Verslag Workshop ‘Industrieel en circulair bouwen’
Deze workshop werd georganiseerd tijdens het symposium Het Nieuwe Wonen 2023 en werd verzorgd door Remko Zuidema van Stichting Briqs.
Hij nam ons mee in onze relatie tot wonen: woningen gaan eeuwen mee, wonen verandert elke dag. Habraken, VROM en SAR hebben al veel voorwerk gedaan om tot industrieel bouwen te kunnen komen. Maar voor gebruik van data en circulariteit was weinig aandacht. Nu zijn er vaak veel partijen bij een bouwproces betrokken, vaak in een eenmalige samenwerking. Remko ziet dynamisch verbinden als oplossing. Wetgeving is onder andere een belemmering om tot industrieel bouwen te komen vanwege verschillen in aansprakelijkheid: een aannemer is gebonden aan nationale wetgeving, terwijl een productleverancier gebonden is aan Europese wetgeving. Ook aanbestedingen verschillen per land. In Nederland laat een eigenaar door een architect een ontwerp maken, dit wordt zo op de markt gezet met daardoor een scheiding van aansprakelijkheden. In Duitsland weet een aannemer hoe hij het gaat bouwen, het is nationaal gestandaardiseerd. In België is een architect wettelijk volledig verantwoordelijk voor een aannemer. In Nederland kenmerkt de bouw zich door hollen en stilstaan. Daarom werkt de lineaire bouwketen financieel heel goed in deze markt. Een stilstaande fabriek bij industrieel bouwen is niet gratis, daarom is industrieel bouwen risicovol in een “hit and run” markt. Industrieel bouwen is daarom gebaat bij een meer constante markt. Dan komen de voordelen tot bloei ten opzichte van traditioneel: duurzaam, minder vakmensen nodig, aantrekkelijker voor vakmensen, meer zekerheid over kwaliteit prijs en prestatiegaranties, leren van elkaar, kortere bouwtijd, besparing in tijd, transitieproof (van beton naar staal, andere processen, onafhankelijk van bouwlocatie), digiproof met modificatievrijheiden en parametrisch opschaalbaar.
Door middel van enkele oefeningen over van lineaire bouwketen naar circulaire bouwkring kregen de aanwezigen dieper inzicht.
Bijzonder was het inzicht in de verschuiving van vastgoed naar losgoed. Bijvoorbeeld van een bedstede naar een los eigen bed (1901), van een inbouwkast naar een losse eigen kast (1945), van een kelder naar een koelkast (1960) en van een elektro boiler naar een cv-ketel (1990). Met een doorkijk naar de toekomst: van een vaste keuken naar een eigen meubel, van een badkamer naar een sanitair meubel en van traditioneel naar industriële inbouw.
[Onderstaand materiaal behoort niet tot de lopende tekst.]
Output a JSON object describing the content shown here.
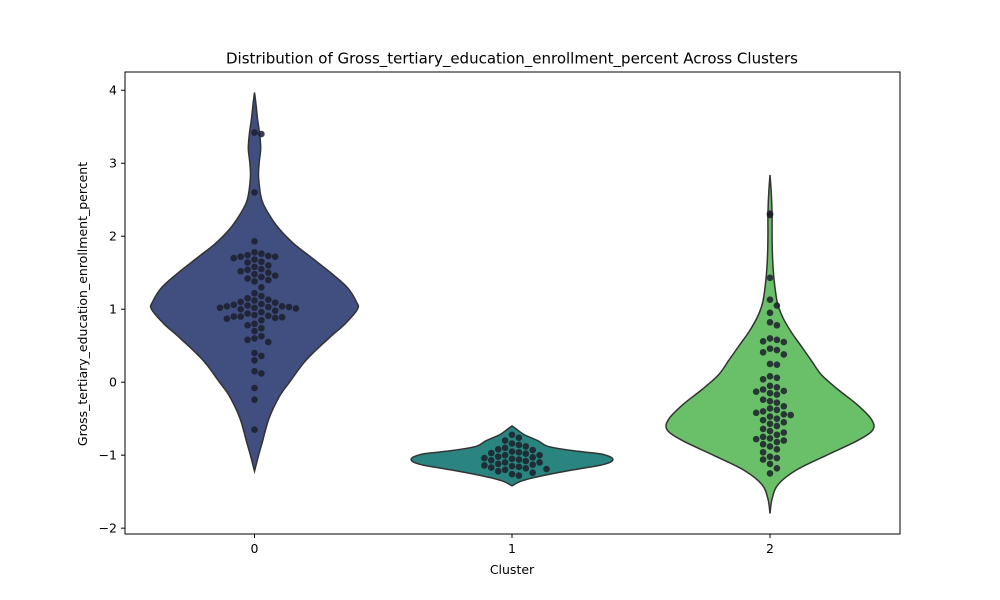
{
  "chart_data": {
    "type": "violin",
    "title": "Distribution of Gross_tertiary_education_enrollment_percent Across Clusters",
    "xlabel": "Cluster",
    "ylabel": "Gross_tertiary_education_enrollment_percent",
    "categories": [
      "0",
      "1",
      "2"
    ],
    "ylim": [
      -2.08,
      4.25
    ],
    "yticks": [
      -2,
      -1,
      0,
      1,
      2,
      3,
      4
    ],
    "grid": false,
    "colors": [
      "#414e80",
      "#2a8580",
      "#6abf69"
    ],
    "violins": [
      {
        "category": "0",
        "shape": [
          [
            -1.22,
            0.0
          ],
          [
            -1.0,
            0.04
          ],
          [
            -0.8,
            0.08
          ],
          [
            -0.5,
            0.14
          ],
          [
            -0.2,
            0.24
          ],
          [
            0.0,
            0.34
          ],
          [
            0.3,
            0.5
          ],
          [
            0.6,
            0.72
          ],
          [
            0.8,
            0.88
          ],
          [
            1.0,
            1.0
          ],
          [
            1.1,
            0.99
          ],
          [
            1.3,
            0.9
          ],
          [
            1.5,
            0.74
          ],
          [
            1.7,
            0.56
          ],
          [
            1.9,
            0.38
          ],
          [
            2.1,
            0.24
          ],
          [
            2.3,
            0.14
          ],
          [
            2.5,
            0.07
          ],
          [
            2.8,
            0.04
          ],
          [
            3.0,
            0.045
          ],
          [
            3.2,
            0.06
          ],
          [
            3.4,
            0.05
          ],
          [
            3.6,
            0.03
          ],
          [
            3.8,
            0.015
          ],
          [
            3.97,
            0.0
          ]
        ],
        "points": [
          3.42,
          3.4,
          2.6,
          1.93,
          1.78,
          1.76,
          1.74,
          1.73,
          1.72,
          1.72,
          1.7,
          1.68,
          1.65,
          1.64,
          1.6,
          1.58,
          1.55,
          1.54,
          1.52,
          1.5,
          1.48,
          1.46,
          1.44,
          1.42,
          1.4,
          1.38,
          1.3,
          1.22,
          1.18,
          1.15,
          1.13,
          1.12,
          1.1,
          1.09,
          1.07,
          1.06,
          1.05,
          1.04,
          1.04,
          1.03,
          1.03,
          1.02,
          1.02,
          1.01,
          1.0,
          0.98,
          0.96,
          0.94,
          0.92,
          0.91,
          0.9,
          0.9,
          0.89,
          0.88,
          0.87,
          0.85,
          0.8,
          0.78,
          0.74,
          0.7,
          0.63,
          0.6,
          0.58,
          0.55,
          0.4,
          0.36,
          0.3,
          0.15,
          0.12,
          -0.08,
          -0.24,
          -0.65
        ]
      },
      {
        "category": "1",
        "shape": [
          [
            -1.42,
            0.0
          ],
          [
            -1.35,
            0.1
          ],
          [
            -1.28,
            0.3
          ],
          [
            -1.2,
            0.6
          ],
          [
            -1.14,
            0.85
          ],
          [
            -1.1,
            0.95
          ],
          [
            -1.06,
            0.98
          ],
          [
            -1.02,
            0.95
          ],
          [
            -0.98,
            0.85
          ],
          [
            -0.94,
            0.6
          ],
          [
            -0.88,
            0.35
          ],
          [
            -0.8,
            0.25
          ],
          [
            -0.72,
            0.12
          ],
          [
            -0.64,
            0.04
          ],
          [
            -0.6,
            0.0
          ]
        ],
        "points": [
          -0.72,
          -0.76,
          -0.8,
          -0.84,
          -0.86,
          -0.88,
          -0.9,
          -0.92,
          -0.93,
          -0.95,
          -0.96,
          -0.97,
          -0.98,
          -1.0,
          -1.0,
          -1.02,
          -1.03,
          -1.04,
          -1.05,
          -1.06,
          -1.07,
          -1.08,
          -1.1,
          -1.1,
          -1.12,
          -1.13,
          -1.14,
          -1.15,
          -1.16,
          -1.17,
          -1.18,
          -1.19,
          -1.2,
          -1.22,
          -1.24,
          -1.26,
          -1.28
        ]
      },
      {
        "category": "2",
        "shape": [
          [
            -1.8,
            0.0
          ],
          [
            -1.6,
            0.02
          ],
          [
            -1.4,
            0.08
          ],
          [
            -1.2,
            0.26
          ],
          [
            -1.0,
            0.55
          ],
          [
            -0.8,
            0.85
          ],
          [
            -0.65,
            1.0
          ],
          [
            -0.5,
            0.98
          ],
          [
            -0.3,
            0.84
          ],
          [
            -0.1,
            0.66
          ],
          [
            0.1,
            0.5
          ],
          [
            0.3,
            0.4
          ],
          [
            0.5,
            0.3
          ],
          [
            0.7,
            0.2
          ],
          [
            0.9,
            0.12
          ],
          [
            1.1,
            0.07
          ],
          [
            1.4,
            0.04
          ],
          [
            1.7,
            0.025
          ],
          [
            2.0,
            0.02
          ],
          [
            2.3,
            0.02
          ],
          [
            2.6,
            0.012
          ],
          [
            2.84,
            0.0
          ]
        ],
        "points": [
          2.31,
          2.29,
          1.43,
          1.13,
          1.05,
          0.95,
          0.82,
          0.78,
          0.6,
          0.58,
          0.56,
          0.55,
          0.46,
          0.44,
          0.41,
          0.38,
          0.25,
          0.24,
          0.08,
          0.06,
          0.04,
          -0.05,
          -0.07,
          -0.1,
          -0.12,
          -0.13,
          -0.15,
          -0.17,
          -0.24,
          -0.26,
          -0.28,
          -0.33,
          -0.36,
          -0.38,
          -0.4,
          -0.42,
          -0.44,
          -0.45,
          -0.47,
          -0.5,
          -0.52,
          -0.55,
          -0.57,
          -0.6,
          -0.64,
          -0.67,
          -0.69,
          -0.72,
          -0.75,
          -0.77,
          -0.78,
          -0.8,
          -0.82,
          -0.85,
          -0.88,
          -0.92,
          -0.96,
          -1.02,
          -1.04,
          -1.06,
          -1.12,
          -1.18,
          -1.25
        ]
      }
    ]
  }
}
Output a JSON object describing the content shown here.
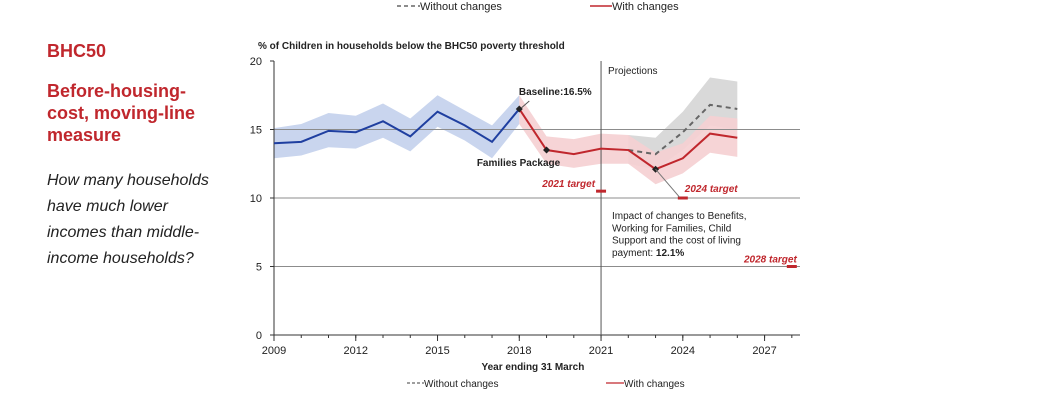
{
  "side": {
    "title": "BHC50",
    "subtitle": "Before-housing-cost, moving-line measure",
    "question": "How many households have much lower incomes than middle-income households?"
  },
  "chart_data": {
    "type": "line",
    "title": "% of Children in households below the BHC50 poverty threshold",
    "xlabel": "Year ending 31 March",
    "ylabel": "",
    "xlim": [
      2009,
      2028.3
    ],
    "ylim": [
      0,
      20
    ],
    "yticks": [
      0,
      5,
      10,
      15,
      20
    ],
    "xticks": [
      2009,
      2012,
      2015,
      2018,
      2021,
      2024,
      2027
    ],
    "horizontal_gridlines": [
      5,
      10,
      15
    ],
    "colors": {
      "historical": "#1f3fa0",
      "historical_band": "#c9d5ee",
      "with_changes": "#c0272d",
      "with_band": "#f5cfd1",
      "without_changes": "#666666",
      "without_band": "#d9d9d9",
      "projection_line": "#555555"
    },
    "series": [
      {
        "name": "",
        "x": [
          2009,
          2010,
          2011,
          2012,
          2013,
          2014,
          2015,
          2016,
          2017,
          2018
        ],
        "y": [
          14.0,
          14.1,
          14.9,
          14.8,
          15.6,
          14.5,
          16.3,
          15.3,
          14.1,
          16.5
        ],
        "lower": [
          12.9,
          13.1,
          13.7,
          13.6,
          14.4,
          13.4,
          15.2,
          14.2,
          12.9,
          15.4
        ],
        "upper": [
          15.1,
          15.4,
          16.2,
          16.0,
          16.9,
          15.8,
          17.5,
          16.4,
          15.3,
          17.5
        ]
      },
      {
        "name": "With changes",
        "x": [
          2018,
          2019,
          2020,
          2021,
          2022,
          2023,
          2024,
          2025,
          2026
        ],
        "y": [
          16.5,
          13.5,
          13.2,
          13.6,
          13.5,
          12.1,
          12.9,
          14.7,
          14.4
        ],
        "lower": [
          15.4,
          12.5,
          12.2,
          12.5,
          12.5,
          11.0,
          11.8,
          13.3,
          13.0
        ],
        "upper": [
          17.5,
          14.5,
          14.3,
          14.7,
          14.6,
          13.3,
          14.0,
          16.0,
          15.8
        ]
      },
      {
        "name": "Without changes",
        "x": [
          2022,
          2023,
          2024,
          2025,
          2026
        ],
        "y": [
          13.5,
          13.2,
          14.8,
          16.8,
          16.5
        ],
        "lower": [
          12.5,
          12.1,
          13.5,
          15.3,
          15.0
        ],
        "upper": [
          14.6,
          14.4,
          16.3,
          18.8,
          18.5
        ]
      }
    ],
    "projection_divider_x": 2021,
    "projections_label": "Projections",
    "targets": [
      {
        "label": "2021 target",
        "x": 2021,
        "y": 10.5
      },
      {
        "label": "2024 target",
        "x": 2024,
        "y": 10.0
      },
      {
        "label": "2028 target",
        "x": 2028,
        "y": 5.0
      }
    ],
    "annotations": {
      "baseline": "Baseline:16.5%",
      "families_package": "Families Package",
      "impact_lines": [
        "Impact of changes to Benefits,",
        "Working for Families, Child",
        "Support and the cost of living"
      ],
      "impact_last_prefix": "payment: ",
      "impact_value": "12.1%"
    },
    "legend": {
      "position": "top and bottom",
      "without_label": "Without changes",
      "with_label": "With changes"
    }
  }
}
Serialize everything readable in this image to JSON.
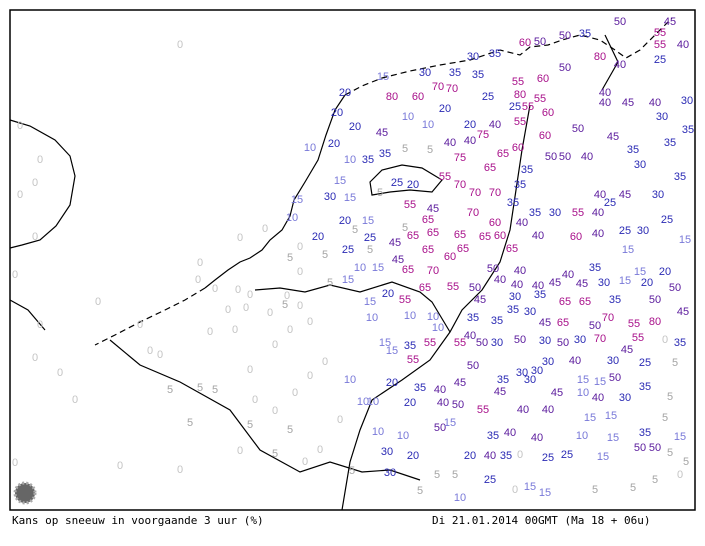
{
  "footer": {
    "left": "Kans op sneeuw in voorgaande 3 uur (%)",
    "right": "Di 21.01.2014 00GMT (Ma 18 + 06u)"
  },
  "grid_values": [
    50,
    45,
    55,
    60,
    50,
    50,
    35,
    80,
    55,
    40,
    30,
    35,
    40,
    25,
    50,
    35,
    35,
    55,
    60,
    30,
    15,
    70,
    70,
    80,
    60,
    20,
    25,
    80,
    55,
    40,
    40,
    45,
    40,
    30,
    20,
    25,
    55,
    60,
    20,
    10,
    10,
    20,
    40,
    55,
    50,
    45,
    30,
    35,
    20,
    45,
    40,
    40,
    75,
    60,
    60,
    35,
    10,
    20,
    35,
    75,
    65,
    50,
    50,
    40,
    35,
    30,
    10,
    35,
    65,
    35,
    35,
    15,
    25,
    20,
    55,
    70,
    70,
    70,
    30,
    15,
    15,
    35,
    40,
    45,
    30,
    55,
    45,
    70,
    35,
    35,
    30,
    55,
    40,
    25,
    10,
    20,
    15,
    65,
    60,
    40,
    25,
    20,
    25,
    45,
    65,
    65,
    65,
    65,
    60,
    40,
    60,
    40,
    25,
    30,
    15,
    25,
    45,
    65,
    65,
    65,
    15,
    60,
    10,
    15,
    65,
    70,
    50,
    40,
    40,
    35,
    15,
    20,
    15,
    40,
    40,
    40,
    45,
    45,
    30,
    15,
    20,
    20,
    65,
    55,
    50,
    45,
    30,
    35,
    65,
    65,
    35,
    50,
    50,
    15,
    55,
    10,
    10,
    10,
    35,
    35,
    35,
    30,
    45,
    65,
    50,
    70,
    55,
    80,
    45,
    10,
    40,
    50,
    30,
    50,
    30,
    70,
    55,
    35,
    15,
    35,
    55,
    55,
    50,
    30,
    45,
    15,
    55,
    50,
    30,
    40,
    30,
    25,
    10,
    20,
    35,
    40,
    45,
    35,
    30,
    15,
    15,
    50,
    35,
    45,
    30,
    30,
    45,
    10,
    40,
    30,
    10,
    10,
    20,
    40,
    50,
    55,
    40,
    40,
    15,
    15,
    50,
    15,
    10,
    10,
    35,
    40,
    40,
    10,
    15,
    35,
    15,
    30,
    20,
    20,
    40,
    35,
    25,
    25,
    15,
    50,
    50,
    30,
    5,
    5,
    25,
    15,
    15,
    10,
    0,
    0,
    0,
    0,
    0,
    0,
    0,
    0,
    0,
    0,
    0,
    0,
    0,
    0,
    0,
    5,
    0,
    0,
    0,
    0,
    0,
    0,
    0,
    0,
    0,
    0,
    0,
    0,
    0,
    0,
    0,
    0,
    0,
    0,
    0,
    0,
    0,
    0,
    0,
    0,
    0,
    5,
    0,
    0,
    0,
    5,
    5,
    5,
    5,
    5,
    5,
    5,
    5,
    0,
    5,
    5,
    5,
    5,
    5,
    5,
    0,
    0,
    5,
    5,
    0,
    5,
    0,
    5,
    5,
    5,
    0,
    5,
    5,
    0,
    5,
    5,
    5,
    0
  ]
}
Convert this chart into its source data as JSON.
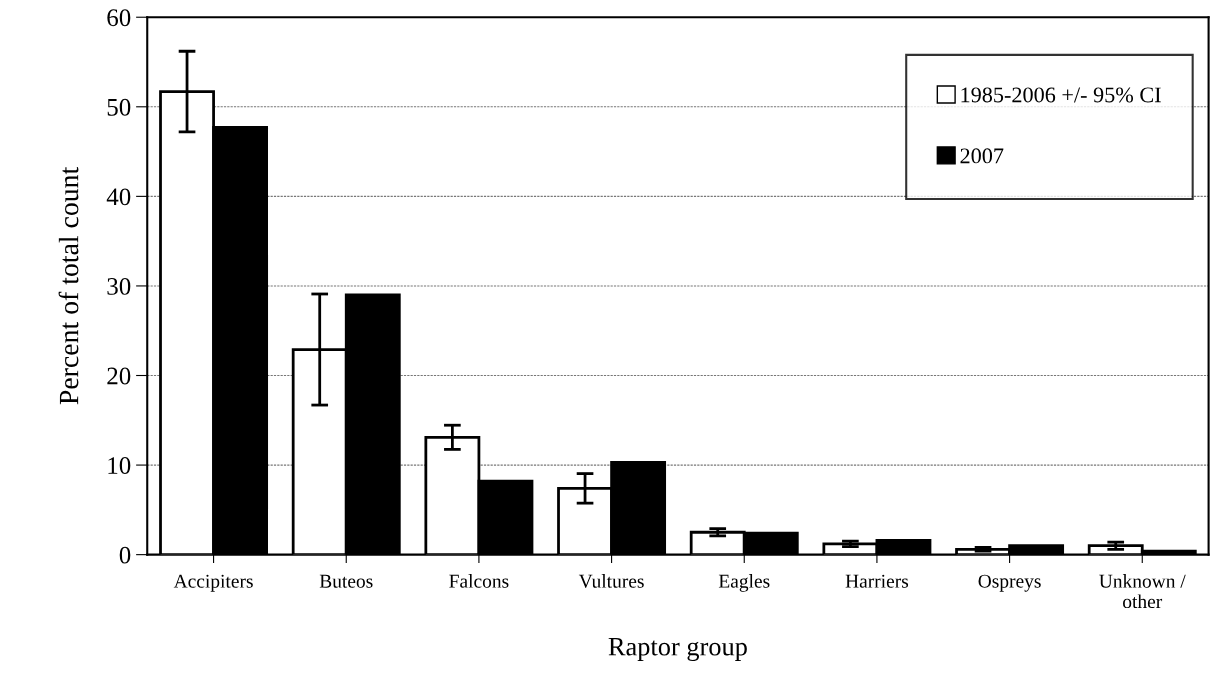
{
  "chart_data": {
    "type": "bar",
    "xlabel": "Raptor group",
    "ylabel": "Percent of total count",
    "categories": [
      "Accipiters",
      "Buteos",
      "Falcons",
      "Vultures",
      "Eagles",
      "Harriers",
      "Ospreys",
      "Unknown /\nother"
    ],
    "series": [
      {
        "name": "1985-2006 +/- 95% CI",
        "color": "#ffffff",
        "values": [
          51.7,
          22.9,
          13.1,
          7.4,
          2.5,
          1.2,
          0.6,
          1.0
        ],
        "errors": [
          4.5,
          6.2,
          1.35,
          1.65,
          0.4,
          0.3,
          0.2,
          0.4
        ]
      },
      {
        "name": "2007",
        "color": "#000000",
        "values": [
          47.7,
          29.0,
          8.2,
          10.3,
          2.4,
          1.6,
          1.0,
          0.4
        ]
      }
    ],
    "ylim": [
      0,
      60
    ],
    "yticks": [
      0,
      10,
      20,
      30,
      40,
      50,
      60
    ],
    "grid": "y",
    "legend": "top right"
  }
}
Nederland is het goedkoopste in wegwerpkeukens. Een keuken in Nederland is vastgoed, terwijl in Duitsland en Italië een keuken wordt meegenomen naar een nieuwe woning. De meegenomen keuken moet daarom beter van kwaliteit zijn en demontabel zijn. Twee belangrijke begrippen in circulair bouwen.
Een conclusie van Remko was een woning als casco basisgebouw voor iedereen gelijk, met daarin afwerkingen, keuken, badkamer, indeling installaties naar keuze. Dus van statisch naar dynamisch, iets wat we onder andere van Japan en Finland kunnen leren.